Он взял букет и в будуар девицы
отправился. Унд вени, види, вици.


Их либе ясность. Я. Их либе точность.
Их бин просить не видеть здесь порочность.
Ви немекайт, что он любил цветочниц.
Их понимайт, что дас ист ганце срочность.
Но эта сделка махт дер гроссе минус.
Ди тойчно шпрахе, махт дер гроссе синус:
душа и сердце найн гехапт на вынос.

От человека, аллес, ждать напрасно:
"Остановись, мгновенье, ты прекрасно".
Меж нами дьявол бродит ежечасно
и поминутно этой фразы ждёт.
Однако человек, майн либе геррен,
настолько в сильных чувствах неуверен,
что поминутно лжёт, как сивый мерин,
но, словно Гёте, маху не даёт.

Унд гроссер дихтер Гёте дал описку,
чем весь сюжет подверг а ганце риску.
И Томас Манн сгубил свою подписку,
а шер Гуно смутил свою артистку.
Искусство есть искусство есть искусство...
Но лучше петь в раю, чем врать в концерте.
Ди кунст гехапт потребность в правде чувства.

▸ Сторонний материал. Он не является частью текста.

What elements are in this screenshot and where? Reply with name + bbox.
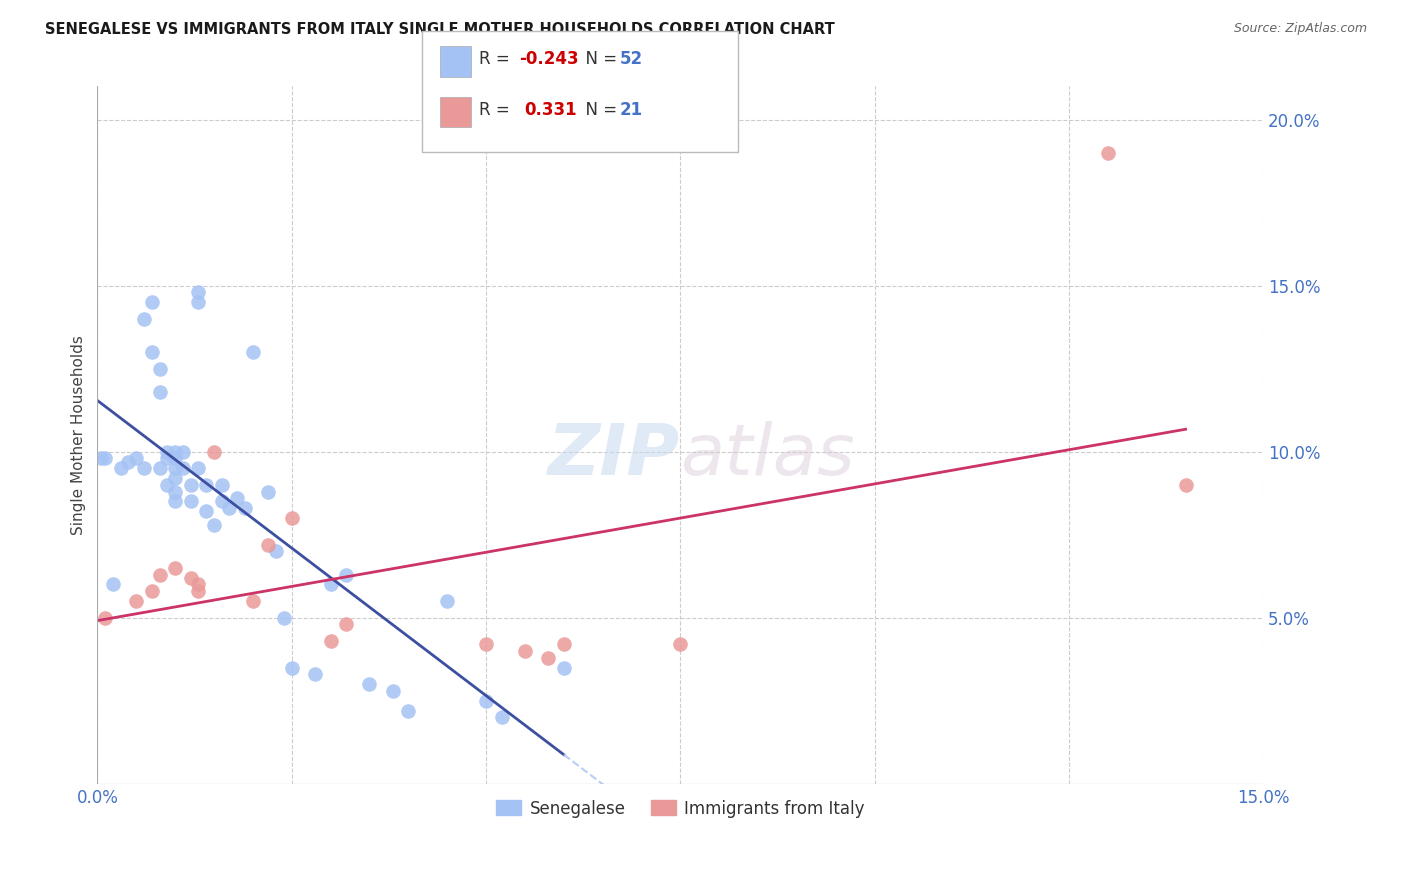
Y-axis label: Single Mother Households: Single Mother Households xyxy=(72,335,86,535)
Point xyxy=(90,451,112,466)
Point xyxy=(359,677,381,691)
Text: ZIP: ZIP xyxy=(548,421,681,491)
Point xyxy=(195,504,218,518)
Point xyxy=(94,451,117,466)
Point xyxy=(132,461,155,475)
Text: SENEGALESE VS IMMIGRANTS FROM ITALY SINGLE MOTHER HOUSEHOLDS CORRELATION CHART: SENEGALESE VS IMMIGRANTS FROM ITALY SING… xyxy=(45,22,835,37)
Point xyxy=(101,577,124,591)
Point xyxy=(396,704,419,718)
Point xyxy=(202,517,225,532)
Point xyxy=(211,494,233,508)
Point xyxy=(187,295,209,310)
Text: Source: ZipAtlas.com: Source: ZipAtlas.com xyxy=(1233,22,1367,36)
Point xyxy=(165,484,187,499)
Text: 21: 21 xyxy=(620,101,643,119)
Point xyxy=(165,494,187,508)
Point xyxy=(280,660,302,674)
Text: 52: 52 xyxy=(620,50,643,68)
Point xyxy=(242,345,264,359)
Point xyxy=(148,361,170,376)
Text: R =: R = xyxy=(479,101,520,119)
Point xyxy=(264,544,287,558)
Point xyxy=(553,660,575,674)
Point xyxy=(513,644,536,658)
Point xyxy=(233,501,256,516)
Point xyxy=(187,584,209,599)
Point xyxy=(273,610,295,624)
Point xyxy=(304,667,326,681)
Point xyxy=(165,471,187,485)
Point xyxy=(148,567,170,582)
Point xyxy=(491,710,513,724)
Point xyxy=(211,478,233,492)
Point xyxy=(202,444,225,458)
Point xyxy=(94,610,117,624)
Point xyxy=(132,311,155,326)
Point xyxy=(335,617,357,632)
Point xyxy=(187,577,209,591)
Point xyxy=(381,683,404,698)
Point xyxy=(187,461,209,475)
Point xyxy=(226,491,249,505)
Point xyxy=(141,295,163,310)
Text: N =: N = xyxy=(575,101,623,119)
Point xyxy=(335,567,357,582)
Point xyxy=(257,538,280,552)
Point xyxy=(172,461,194,475)
Point xyxy=(319,577,342,591)
Point xyxy=(172,444,194,458)
Point xyxy=(537,650,560,665)
Point xyxy=(141,584,163,599)
Point xyxy=(125,451,148,466)
Point xyxy=(125,594,148,608)
Point xyxy=(156,451,179,466)
Text: R =: R = xyxy=(479,50,516,68)
Point xyxy=(156,478,179,492)
Text: atlas: atlas xyxy=(681,421,855,491)
Point xyxy=(148,384,170,399)
Point xyxy=(165,461,187,475)
Point xyxy=(475,694,498,708)
Point xyxy=(280,511,302,525)
Point xyxy=(165,561,187,575)
Point xyxy=(475,637,498,651)
Point xyxy=(165,444,187,458)
Point xyxy=(141,345,163,359)
Point xyxy=(180,494,202,508)
Point xyxy=(319,634,342,648)
Point xyxy=(180,478,202,492)
Point xyxy=(242,594,264,608)
Text: N =: N = xyxy=(575,50,623,68)
Point xyxy=(165,451,187,466)
Point xyxy=(195,478,218,492)
Text: -0.243: -0.243 xyxy=(519,50,578,68)
Point xyxy=(218,501,240,516)
Point xyxy=(436,594,458,608)
Point xyxy=(257,484,280,499)
Point xyxy=(1174,478,1197,492)
Legend: Senegalese, Immigrants from Italy: Senegalese, Immigrants from Italy xyxy=(489,793,872,824)
Point xyxy=(156,444,179,458)
Point xyxy=(1097,145,1119,160)
Point xyxy=(148,461,170,475)
Point xyxy=(553,637,575,651)
Point xyxy=(669,637,692,651)
Point xyxy=(110,461,132,475)
Point xyxy=(180,571,202,585)
Point xyxy=(117,455,139,469)
Text: 0.331: 0.331 xyxy=(524,101,576,119)
Point xyxy=(187,285,209,300)
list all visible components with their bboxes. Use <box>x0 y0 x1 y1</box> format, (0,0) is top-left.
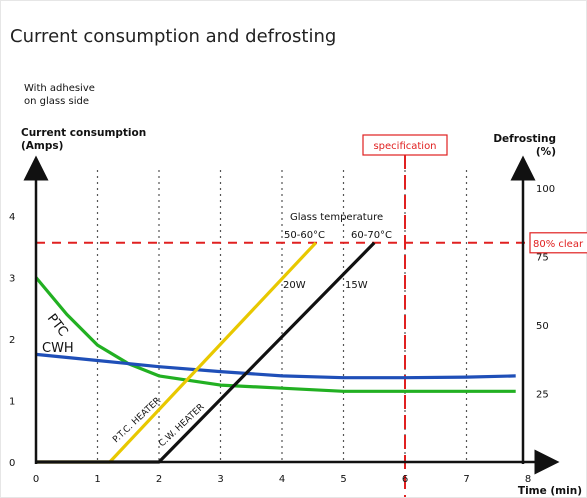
ptc-temp-label: 50-60°C <box>284 230 325 241</box>
y-left-label-unit: (Amps) <box>21 140 63 152</box>
clear-level-label: 80% clear <box>533 239 584 250</box>
specification-label: specification <box>373 141 436 152</box>
note-line: on glass side <box>24 96 89 107</box>
series-line-cwh <box>35 352 516 380</box>
x-tick-label: 3 <box>217 474 223 485</box>
y-right-label: Defrosting <box>493 133 556 145</box>
series-line-ptc <box>34 276 516 393</box>
y-left-tick-label: 3 <box>9 274 15 285</box>
specification-box <box>362 134 448 156</box>
clear-level-box <box>529 232 587 254</box>
cw-temp-label: 60-70°C <box>351 230 392 241</box>
y-right-tick-label: 50 <box>536 321 549 332</box>
x-tick-label: 7 <box>463 474 469 485</box>
y-right-tick-label: 75 <box>536 253 549 264</box>
x-axis-label: Time (min) <box>518 485 582 497</box>
glass-temperature-label: Glass temperature <box>290 212 383 223</box>
series-label-ptc-heater: P.T.C. HEATER <box>111 396 163 445</box>
x-tick-label: 8 <box>525 474 531 485</box>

В конце концов, он мог бояться смерти.
Он точно знал, откуда взялись черти.
Он съел дер дог в Ибн-Сине и в Галене.
Он мог дас вассер осушить в колене.
И возраст мог он указать в полене.
Он знал, куда уходят звёзд дороги.
Но доктор Фауст нихц не знал о Боге.


Есть мистика. Есть вера. Есть Господь.
Есть разница меж них. И есть единство.
Одним вредит, других спасает плоть.
Неверье - слепота, а чаще - свинство.
Бог смотрит вниз. А люди смотрят вверх.
Однако интерес у всех различен.
Бог органичен. Да. А человек?
А человек, должно быть, ограничен.

У человека есть свой потолок,
держащийся вообще не слишком твёрдо.
Но в сердце льстец отыщет уголок,
и жизнь уже видна не дальше чёрта.
Таков был доктор Фауст. Таковы
Марло и Гёте, Томас Манн и масса
певцов, интеллигентов унд, увы,
читателей в среде другого класса.

Один поток сметает их следы,
их колбы - доннерветтер! - мысли, узы...
И дай им Бог успеть спросить:"Куды?" -
и услыхать, что вслед им крикнут Музы.

А честный немец сам дер вег цурюк,
не станет ждать, когда его попросят.
Он вальтер достаёт из тёплых брюк
и навсегда уходит в ватер-клозет.


Фройляйн, скажите: вас ист дас "инкубус"?
Инкубус дас ист айне кляйне глобус.
Нох гроссе дихтер Гёте задал ребус.
Унд ивиковы злые журавли,
из веймарского выпорхнув тумана,
ключ выхватили прямо их кармана.
И не спасла нас зоркость Эккермана.
И мы теперь, матрозен, на мели.

Есть истинно духовные задачи.
А мистика есть признак неудачи
в попытке с ними справиться. Иначе,
их бин, не стоит это толковать.
Цумбайшпиль, потолок - преддверье крыши.
Поэмой больше, человеком - ницше.
Я вспоминаю богоматерь в нише,
обильный фриштик, поданный в кровать.

Опять зептембер. Скука. Полнолунье.
В ногах мурлычет серая колдунья.
А под подушку положил колун я...
Сейчас бы шнапсу... это... апгемахт.
Яволь. Зептембер. Портится характер.
Буксует в поле тарахтящий трактор.
Их либе жизнь и "Фелькиш беобахтер".
Гут нахт, майн либе геррен. Я. Гут нахт.